German FA sets up group to help gay players
The German Football Association (DFB) has set up a working group to provide information to help prepare clubs to deal with the potential outing of a gay professional footballer.
- Agence France-Presse
- Updated: February 06, 2013 11:18 pm IST
The German Football Association (DFB) has set up a working group to provide information to help prepare clubs to deal with the potential outing of a gay professional footballer.
"We will prepare an internal guide with the assistance of outside experts," sports sociologist Gunter Pilz, who is leading the group, told SID, an AFP subsidiary.
"The idea is to help clubs and associations be prepared for a possible outing so they can help provide the best possible assistance."

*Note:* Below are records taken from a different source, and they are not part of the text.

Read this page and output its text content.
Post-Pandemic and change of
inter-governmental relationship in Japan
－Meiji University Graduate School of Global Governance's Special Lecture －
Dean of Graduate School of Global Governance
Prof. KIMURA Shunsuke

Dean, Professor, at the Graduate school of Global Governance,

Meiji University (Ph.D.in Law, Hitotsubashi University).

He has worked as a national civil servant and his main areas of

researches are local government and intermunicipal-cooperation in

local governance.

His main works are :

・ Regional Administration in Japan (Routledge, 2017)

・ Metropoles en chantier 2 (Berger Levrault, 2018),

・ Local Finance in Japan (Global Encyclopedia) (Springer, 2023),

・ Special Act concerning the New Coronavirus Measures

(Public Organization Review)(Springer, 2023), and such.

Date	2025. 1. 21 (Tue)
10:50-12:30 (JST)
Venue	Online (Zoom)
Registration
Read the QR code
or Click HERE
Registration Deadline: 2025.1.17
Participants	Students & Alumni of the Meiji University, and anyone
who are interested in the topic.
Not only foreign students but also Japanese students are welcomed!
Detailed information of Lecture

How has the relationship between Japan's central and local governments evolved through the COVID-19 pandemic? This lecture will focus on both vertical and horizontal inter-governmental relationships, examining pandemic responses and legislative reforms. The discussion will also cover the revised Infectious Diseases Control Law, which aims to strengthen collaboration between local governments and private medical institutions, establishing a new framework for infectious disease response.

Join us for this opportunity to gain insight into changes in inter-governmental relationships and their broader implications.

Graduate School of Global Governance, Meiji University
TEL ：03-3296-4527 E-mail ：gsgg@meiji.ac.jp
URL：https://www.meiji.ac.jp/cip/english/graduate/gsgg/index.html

Pilz stressed he did not know of any footballers who wanted to come out: "Whether a professional football player decides to come out, remains the personal decision of each individual".
The working group will include Marcus Urban, who retired from football in the 1990s and is the only German footballer to have come out, as well as representatives from the German Football League (DFL).
"We want to give the sports world the chance to show it's not as intolerant as it is sometimes presented," Urban told news.de
While no current Bundesliga footballer has revealed his homosexuality, senior figures here have actively encouraged them to do so.
In September last year, German Chancellor Angela Merkel told gay footballers they should have no fear of revealing their homosexuality at a forum in Berlin to discuss integration in sport.
Bayern Munich president Uli Hoeness has said it was only a matter of time before a Bundesliga player comes out, while back in 2009, ex-DFB president Theo Zwanziger pledged full support for any footballer who did so.
But current members of the national squad are divided on the topic.
In 2011, Germany striker Mario Gomez said openly gay footballers "would play as if they had been liberated. Being gay should no longer be a taboo topic."
But national team captain Philipp Lahm advised against it: "An openly gay footballer would be exposed to abusive elements," he told German magazine Bunte.
"For someone who does (come out), it would be very difficult."